Aircraft Biofuel Reduces Carbon by Up to 80 Percent
December 2, 2015
Step outside Amsterdam’s Schiphol Airport and you’ll see that the old school 3-series Mercedes used as taxis have new competition—from Tesla.
In October 2014, the world’s leading sustainable airport brought 167 Model S electric taxis on board. Recently, the airport has added another 40 vehicles powered by biodiesel.
The biodiesel effort is backed in part by SkyNRG, a Dutch company set up to ensure a long-term sustainable future for aviation.
To that end, the company has announced a Canada/US partnership program to produce forest residue biofuel for aircraft. According to a joint new release, Boeing, the University of British Columbia and SkyNRG, with support from Canada's aviation industry and other stakeholders, are collaborating to turn leftover branches, sawdust and other forest-industry waste into sustainable aviation biofuel.
Air Canada, WestJet, Bombardier, along with Canadian research institutions and industry partners, plan to cooperate with Boeing to study the potential use of wood waste to produce aviation fuel.
SkyNRG hopes to reduce aircraft carbon emissions by up to 80 percent.

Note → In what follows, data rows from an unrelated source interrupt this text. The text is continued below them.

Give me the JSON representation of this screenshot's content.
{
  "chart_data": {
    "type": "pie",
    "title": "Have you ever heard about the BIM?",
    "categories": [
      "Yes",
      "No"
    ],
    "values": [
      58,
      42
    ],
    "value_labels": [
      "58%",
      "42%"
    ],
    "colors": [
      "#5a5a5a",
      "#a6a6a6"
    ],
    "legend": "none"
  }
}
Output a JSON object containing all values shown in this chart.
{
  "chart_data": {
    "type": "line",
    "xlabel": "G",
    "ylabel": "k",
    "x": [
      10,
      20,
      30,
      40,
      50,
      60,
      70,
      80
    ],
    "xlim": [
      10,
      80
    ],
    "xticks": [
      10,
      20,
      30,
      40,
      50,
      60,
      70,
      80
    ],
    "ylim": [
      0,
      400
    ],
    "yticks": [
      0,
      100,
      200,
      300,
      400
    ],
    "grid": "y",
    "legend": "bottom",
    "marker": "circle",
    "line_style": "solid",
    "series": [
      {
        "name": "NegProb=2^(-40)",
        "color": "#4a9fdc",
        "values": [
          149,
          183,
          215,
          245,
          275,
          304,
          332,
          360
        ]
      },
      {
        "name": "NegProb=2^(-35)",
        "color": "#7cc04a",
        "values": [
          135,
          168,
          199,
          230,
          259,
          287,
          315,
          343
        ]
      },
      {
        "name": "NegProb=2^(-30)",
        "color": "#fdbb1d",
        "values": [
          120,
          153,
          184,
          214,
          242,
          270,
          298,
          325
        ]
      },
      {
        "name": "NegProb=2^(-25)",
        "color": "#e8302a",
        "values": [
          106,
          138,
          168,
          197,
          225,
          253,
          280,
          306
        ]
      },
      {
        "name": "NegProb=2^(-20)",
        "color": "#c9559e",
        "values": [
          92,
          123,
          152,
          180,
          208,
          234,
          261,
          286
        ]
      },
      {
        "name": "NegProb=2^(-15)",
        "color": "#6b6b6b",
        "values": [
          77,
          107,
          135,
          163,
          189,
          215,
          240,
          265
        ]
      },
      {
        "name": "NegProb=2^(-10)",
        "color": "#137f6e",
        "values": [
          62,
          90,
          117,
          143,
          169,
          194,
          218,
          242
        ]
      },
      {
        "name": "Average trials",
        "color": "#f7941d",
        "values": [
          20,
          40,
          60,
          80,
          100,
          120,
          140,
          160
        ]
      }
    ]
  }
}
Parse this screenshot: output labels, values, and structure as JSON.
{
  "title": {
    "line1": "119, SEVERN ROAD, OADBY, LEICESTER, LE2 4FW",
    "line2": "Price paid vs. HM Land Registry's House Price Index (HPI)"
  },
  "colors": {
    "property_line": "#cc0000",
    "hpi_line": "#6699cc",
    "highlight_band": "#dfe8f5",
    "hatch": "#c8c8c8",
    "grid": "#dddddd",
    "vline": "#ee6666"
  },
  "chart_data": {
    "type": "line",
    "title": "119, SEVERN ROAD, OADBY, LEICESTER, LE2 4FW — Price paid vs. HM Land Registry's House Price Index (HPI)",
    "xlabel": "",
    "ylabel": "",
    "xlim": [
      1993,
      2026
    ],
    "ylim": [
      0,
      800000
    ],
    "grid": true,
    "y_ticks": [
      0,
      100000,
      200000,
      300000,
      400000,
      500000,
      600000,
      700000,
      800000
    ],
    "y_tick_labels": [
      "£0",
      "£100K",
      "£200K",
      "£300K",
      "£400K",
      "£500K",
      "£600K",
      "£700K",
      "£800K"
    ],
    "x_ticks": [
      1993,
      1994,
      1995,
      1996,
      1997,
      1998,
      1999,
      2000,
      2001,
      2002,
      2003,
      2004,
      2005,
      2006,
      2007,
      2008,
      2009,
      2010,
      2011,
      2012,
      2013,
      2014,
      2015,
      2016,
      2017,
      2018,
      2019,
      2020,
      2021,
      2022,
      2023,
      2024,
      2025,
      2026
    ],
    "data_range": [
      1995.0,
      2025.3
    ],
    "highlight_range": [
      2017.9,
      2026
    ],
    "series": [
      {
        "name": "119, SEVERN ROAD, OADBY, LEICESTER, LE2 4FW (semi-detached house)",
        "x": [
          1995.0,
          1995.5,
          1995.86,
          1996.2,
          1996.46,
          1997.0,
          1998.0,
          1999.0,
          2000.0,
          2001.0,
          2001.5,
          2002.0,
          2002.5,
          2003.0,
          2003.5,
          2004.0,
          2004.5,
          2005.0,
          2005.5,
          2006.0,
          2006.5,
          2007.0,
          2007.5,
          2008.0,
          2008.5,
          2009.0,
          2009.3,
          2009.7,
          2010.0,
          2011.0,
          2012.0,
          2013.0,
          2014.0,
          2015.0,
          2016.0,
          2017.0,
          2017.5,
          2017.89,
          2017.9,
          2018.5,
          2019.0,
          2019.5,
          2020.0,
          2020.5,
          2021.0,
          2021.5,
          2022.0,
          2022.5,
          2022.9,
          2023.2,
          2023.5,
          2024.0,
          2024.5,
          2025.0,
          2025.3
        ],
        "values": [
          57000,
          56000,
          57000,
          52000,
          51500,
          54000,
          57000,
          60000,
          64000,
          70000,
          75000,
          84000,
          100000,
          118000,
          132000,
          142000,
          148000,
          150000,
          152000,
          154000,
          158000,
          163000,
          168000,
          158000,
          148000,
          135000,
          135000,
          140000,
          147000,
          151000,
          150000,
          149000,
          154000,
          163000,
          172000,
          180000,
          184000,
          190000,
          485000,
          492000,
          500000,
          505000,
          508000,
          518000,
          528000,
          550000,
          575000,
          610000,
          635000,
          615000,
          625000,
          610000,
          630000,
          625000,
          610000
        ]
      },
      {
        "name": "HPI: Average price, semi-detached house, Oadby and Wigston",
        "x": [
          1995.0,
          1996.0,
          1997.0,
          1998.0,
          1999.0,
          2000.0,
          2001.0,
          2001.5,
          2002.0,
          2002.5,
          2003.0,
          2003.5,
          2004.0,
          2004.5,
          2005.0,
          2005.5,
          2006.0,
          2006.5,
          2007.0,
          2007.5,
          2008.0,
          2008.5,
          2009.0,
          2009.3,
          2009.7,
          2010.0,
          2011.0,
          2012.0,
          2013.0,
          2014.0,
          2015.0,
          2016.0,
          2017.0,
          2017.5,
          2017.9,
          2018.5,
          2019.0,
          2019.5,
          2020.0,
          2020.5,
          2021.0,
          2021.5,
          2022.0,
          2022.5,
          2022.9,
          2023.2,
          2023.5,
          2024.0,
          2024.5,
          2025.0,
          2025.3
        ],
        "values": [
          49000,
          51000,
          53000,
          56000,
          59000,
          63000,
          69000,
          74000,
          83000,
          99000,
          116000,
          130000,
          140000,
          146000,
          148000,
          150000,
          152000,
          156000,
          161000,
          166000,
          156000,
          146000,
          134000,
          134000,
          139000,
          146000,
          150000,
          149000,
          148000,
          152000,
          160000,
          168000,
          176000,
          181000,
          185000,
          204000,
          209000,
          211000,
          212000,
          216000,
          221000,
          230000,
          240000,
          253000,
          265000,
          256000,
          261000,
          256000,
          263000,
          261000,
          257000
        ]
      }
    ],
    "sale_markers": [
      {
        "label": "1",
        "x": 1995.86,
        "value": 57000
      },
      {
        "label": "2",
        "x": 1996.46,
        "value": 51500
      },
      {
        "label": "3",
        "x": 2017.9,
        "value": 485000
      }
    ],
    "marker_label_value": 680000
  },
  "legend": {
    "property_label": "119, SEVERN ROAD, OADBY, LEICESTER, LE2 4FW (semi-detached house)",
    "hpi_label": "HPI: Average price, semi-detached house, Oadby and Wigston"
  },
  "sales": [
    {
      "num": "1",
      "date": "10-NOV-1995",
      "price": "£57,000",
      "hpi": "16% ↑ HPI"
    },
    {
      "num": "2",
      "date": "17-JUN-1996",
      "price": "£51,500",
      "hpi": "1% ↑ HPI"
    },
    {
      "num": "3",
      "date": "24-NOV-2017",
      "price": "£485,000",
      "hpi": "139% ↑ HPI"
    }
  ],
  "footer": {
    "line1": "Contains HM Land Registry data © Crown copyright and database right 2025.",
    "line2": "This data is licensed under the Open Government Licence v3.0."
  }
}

The Company currently uses the Hydrotreated Esters and Fatty Acids (HEFA) process to convert biomass into fuel. The feedstock reacts with hydrogen to remove the oxygen and to split triglyceride into separate hydrocarbons. These hydrocarbons are then cracked to the desired chain lengths to fit the specifications of the target fuel over a specific catalyst. The HEFA process produces renewable diesel, but can produce 50 to 70 percent jet fuel with an additional cracking step. The remaining product would be mostly renewable diesel, with propane and naphtha as light end fractions. The jet fuel produced is known as HEFA Synthetic Paraffinic Kerosene, or HEFA-SPK, and is already approved for commercial use by ASTM. The HEFA pathway is presently the only immediate opportunity to supply bio jet fuel, although the economics remain challenging.